Sommes-nous dans un pays démocratique ? Assurément pas ! Sommes-nous sur le chemin qui y mène ? Rien n’est moins certain ! À qui incombe la responsabilité alors ? C’est la faute à Voltaire bien sûr ! C’est Gavroche qui le dit pour expliquer l’absurde. Abir Moussi, face à l’absurdité de sa condamnation à dix ans de cachot, elle aurait dû se dire, elle aussi, que c’est la faute à Rousseau.
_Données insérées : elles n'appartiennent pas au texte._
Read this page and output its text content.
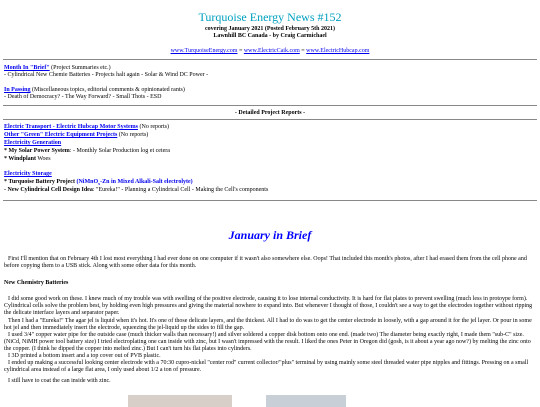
Turquoise Energy News #152
covering January 2021 (Posted February 5th 2021)
Lawnhill BC Canada - by Craig Carmichael
www.TurquoiseEnergy.com = www.ElectricCaik.com = www.ElectricHubcap.com
Month In "Brief" (Project Summaries etc.)
- Cylindrical New Chemie Batteries - Projects halt again - Solar & Wind DC Power -
In Passing (Miscellaneous topics, editorial comments & opinionated rants)
- Death of Democracy? - The Way Forward? - Small Thots - ESD
- Detailed Project Reports -
Electric Transport - Electric Hubcap Motor Systems (No reports)
Other "Green" Electric Equipment Projects (No reports)
Electricity Generation
* My Solar Power System: - Monthly Solar Production log et cetera
* Windplant Woes
Electricity Storage
* Turquoise Battery Project (NiMnO$_x$-Zn in Mixed Alkali-Salt electrolyte)
- New Cylindrical Cell Design Idea: "Eureka!" - Planning a Cylindrical Cell - Making the Cell's components
January in Brief
First I'll mention that on February 4th I lost most everything I had ever done on one computer if it wasn't also somewhere else. Oops! That included this month's photos, after I had erased them from the cell phone and before copying them to a USB stick. Along with some other data for this month.
New Chemistry Batteries
I did some good work on these. I knew much of my trouble was with swelling of the positive electrode, causing it to lose internal conductivity. It is hard for flat plates to prevent swelling (much less in protoype form). Cylindrical cells solve the problem best, by holding even high pressures and giving the material nowhere to expand into. But whenever I thought of those, I couldn't see a way to get the electrodes together without ripping the delicate interface layers and separator paper.
Then I had a "Eureka!" The agar jel is liquid when it's hot. It's one of those delicate layers, and the thickest. All I had to do was to get the center electrode in loosely, with a gap around it for the jel layer. Or pour in some hot jel and then immediately insert the electrode, squeezing the jel-liquid up the sides to fill the gap.
I used 3/4" copper water pipe for the outside case (much thicker walls than necessary!) and silver soldered a copper disk bottom onto one end. (made two) The diameter being exactly right, I made them "sub-C" size. (NiCd, NiMH power tool battery size) I tried electroplating one can inside with zinc, but I wasn't impressed with the result. I liked the ones Peter in Oregon did (gosh, is it about a year ago now?) by melting the zinc onto the copper. (I think he dipped the copper into melted zinc.) But I can't turn his flat plates into cylinders.
I 3D printed a bottom insert and a top cover out of PVB plastic.
I ended up making a successful looking center electrode with a 70:30 cupro-nickel "center rod" current collector/"plus" terminal by using mainly some steel threaded water pipe nipples and fittings. Pressing on a small cylindrical area instead of a large flat area, I only used about 1/2 a ton of pressure.
I still have to coat the can inside with zinc.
Une condamnation qui défie la raison
Effectivement, car à travers l’inconséquence du verdict de la Cour d’appel, il est difficile d’entrevoir ne serait-ce qu’un faisceau de rationalité. Sinon comment se convaincre qu’une présidente d’un parti politique reconnu de l’opposition, juriste de surcroît, se déplace accompagnée par des cadres de son parti et un huissier notaire jusqu’au bureau d’ordre du palais présidentiel pour commettre un délit au vu et au su de tout le monde, lui valant dix ans d’emprisonnement. Il faut être fou pour le faire.
Sinon, comme le dit Gavroche, c’est la faute à Voltaire.
Une justice qui a perdu son essence
Mais elle n’est pas la seule à se trouver confrontée à une justice qui perd son nord et qui devient inintelligible même pour les magistrats eux-mêmes.
L’Association des magistrats tunisiens et son président, le juge Anas Hmaidi, ne cessent de sonner l’alarme depuis des années pour alerter contre les dérives d’une justice qui a perdu son âme depuis qu’elle a accepté de se faire délester de son statut de pouvoir qui contrôle tous les autres pouvoirs et de devenir une fonction parmi d’autres fonctions au sein d’un État hyper centralisé.
L’ancien magistrat Ahmed Souab a voulu défendre l’indépendance de ses anciens collègues. Mais son message n’est visiblement pas bien passé auprès de ces juges, ce qui lui a valu huit mois de prison.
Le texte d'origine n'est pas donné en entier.